Moore Bethany M, Wang Peipei, Fan Pengxiang, Leong Bryan, Schenck Craig A, Lloyd John P, Lehti-Shiu Melissa D, Last Robert L, Pichersky Eran, Shiu Shin-Han
Department of Plant Biology, Michigan State University, East Lansing, MI 48824.
Ecology, Evolutionary Biology, and Behavior Program, Michigan State University, East Lansing, MI 48824.
Proc Natl Acad Sci U S A. 2019 Feb 5;116(6):2344-2353. doi: 10.1073/pnas.1817074116. Epub 2019 Jan 23.

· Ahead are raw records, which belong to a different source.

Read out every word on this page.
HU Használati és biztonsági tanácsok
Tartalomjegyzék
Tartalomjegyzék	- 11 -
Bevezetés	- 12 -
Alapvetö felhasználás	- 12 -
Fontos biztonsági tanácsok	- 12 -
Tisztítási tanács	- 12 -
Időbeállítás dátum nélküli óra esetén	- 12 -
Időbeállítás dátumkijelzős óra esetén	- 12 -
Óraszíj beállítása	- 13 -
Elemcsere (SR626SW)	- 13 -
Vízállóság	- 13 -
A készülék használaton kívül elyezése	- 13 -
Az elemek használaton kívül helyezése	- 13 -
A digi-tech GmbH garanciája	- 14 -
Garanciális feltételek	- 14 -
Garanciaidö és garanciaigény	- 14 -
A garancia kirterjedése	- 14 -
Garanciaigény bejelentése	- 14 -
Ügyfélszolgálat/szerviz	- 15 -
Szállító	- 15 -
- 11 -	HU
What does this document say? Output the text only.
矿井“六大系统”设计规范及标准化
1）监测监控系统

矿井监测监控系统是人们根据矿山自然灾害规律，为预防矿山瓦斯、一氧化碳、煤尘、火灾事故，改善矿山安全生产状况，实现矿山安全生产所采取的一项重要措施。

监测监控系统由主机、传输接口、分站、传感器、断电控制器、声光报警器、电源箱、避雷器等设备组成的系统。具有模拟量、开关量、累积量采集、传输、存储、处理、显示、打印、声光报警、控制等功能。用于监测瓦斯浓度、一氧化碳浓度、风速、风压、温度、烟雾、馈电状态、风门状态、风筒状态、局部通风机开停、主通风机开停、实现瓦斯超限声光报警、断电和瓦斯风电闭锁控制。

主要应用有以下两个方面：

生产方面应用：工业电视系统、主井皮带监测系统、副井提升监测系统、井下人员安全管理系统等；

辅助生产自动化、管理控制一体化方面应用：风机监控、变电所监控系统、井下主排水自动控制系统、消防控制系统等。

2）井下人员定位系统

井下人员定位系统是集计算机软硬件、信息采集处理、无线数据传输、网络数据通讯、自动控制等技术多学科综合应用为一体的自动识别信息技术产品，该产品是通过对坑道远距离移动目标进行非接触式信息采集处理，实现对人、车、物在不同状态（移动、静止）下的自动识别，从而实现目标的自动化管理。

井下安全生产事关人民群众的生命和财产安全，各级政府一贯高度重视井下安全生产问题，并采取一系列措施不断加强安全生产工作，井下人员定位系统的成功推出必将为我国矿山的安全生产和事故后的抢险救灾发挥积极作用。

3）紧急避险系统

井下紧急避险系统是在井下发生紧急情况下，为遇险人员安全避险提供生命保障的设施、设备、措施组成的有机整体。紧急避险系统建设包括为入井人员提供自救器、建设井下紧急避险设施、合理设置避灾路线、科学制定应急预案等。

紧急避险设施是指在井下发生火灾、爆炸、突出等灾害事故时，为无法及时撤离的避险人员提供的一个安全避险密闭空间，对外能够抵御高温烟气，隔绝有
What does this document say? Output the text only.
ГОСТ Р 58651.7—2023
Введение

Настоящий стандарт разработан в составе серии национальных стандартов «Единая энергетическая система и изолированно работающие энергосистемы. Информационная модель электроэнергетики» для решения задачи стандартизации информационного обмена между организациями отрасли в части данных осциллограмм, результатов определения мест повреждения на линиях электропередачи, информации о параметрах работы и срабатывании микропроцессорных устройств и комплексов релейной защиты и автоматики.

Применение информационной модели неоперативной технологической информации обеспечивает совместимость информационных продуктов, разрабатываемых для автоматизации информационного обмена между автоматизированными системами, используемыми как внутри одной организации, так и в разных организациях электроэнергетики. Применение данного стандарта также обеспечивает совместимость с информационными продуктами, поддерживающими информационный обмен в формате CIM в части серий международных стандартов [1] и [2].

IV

Plant specialized metabolism (SM) enzymes produce lineage-specific metabolites with important ecological, evolutionary, and biotechnological implications. Using as a model, we identified distinguishing characteristics of SM and GM (general metabolism, traditionally referred to as primary metabolism) genes through a detailed study of features including duplication pattern, sequence conservation, transcription, protein domain content, and gene network properties. Analysis of multiple sets of benchmark genes revealed that SM genes tend to be tandemly duplicated, coexpressed with their paralogs, narrowly expressed at lower levels, less conserved, and less well connected in gene networks relative to GM genes. Although the values of each of these features significantly differed between SM and GM genes, any single feature was ineffective at predicting SM from GM genes. Using machine learning methods to integrate all features, a prediction model was established with a true positive rate of 87% and a true negative rate of 71%. In addition, 86% of known SM genes not used to create the machine learning model were predicted. We also demonstrated that the model could be further improved when we distinguished between SM, GM, and junction genes responsible for reactions shared by SM and GM pathways, indicating that topological considerations may further improve the SM prediction model. Application of the prediction model led to the identification of 1,220 genes with previously unknown functions, each assigned a confidence measure called an SM score, providing a global estimate of SM gene content in a plant genome.
植物特殊代谢(SM)酶产生具有重要生态、进化和生物技术意义的谱系特异性代谢产物。以 为模型,我们通过对包括复制模式、序列保守性、转录、蛋白质结构域含量和基因网络特性等特征的详细研究,确定了SM和GM(一般代谢,传统上称为初级代谢)基因的区别特征。对多组基准基因的分析表明,相对于GM基因,SM基因倾向于串联重复,与其旁系同源基因共表达,表达水平较低且范围较窄,保守性较差,在基因网络中的连接性也较差。尽管这些特征在SM和GM基因之间的每一个值都有显著差异,但任何单个特征都无法有效地从GM基因中预测SM基因。使用机器学习方法整合所有特征,建立了一个预测模型,其真阳性率为87%,真阴性率为71%。此外,86%未用于创建机器学习模型的已知SM基因也被预测出来。我们还证明,当我们区分负责SM和GM途径共享反应的SM、GM和连接基因时,该模型可以进一步改进,这表明拓扑学考虑可能会进一步改进SM预测模型。预测模型的应用导致鉴定出1220个功能未知的基因,每个基因都被赋予一个称为SM分数的置信度度量,从而对植物基因组中的SM基因含量进行全局估计。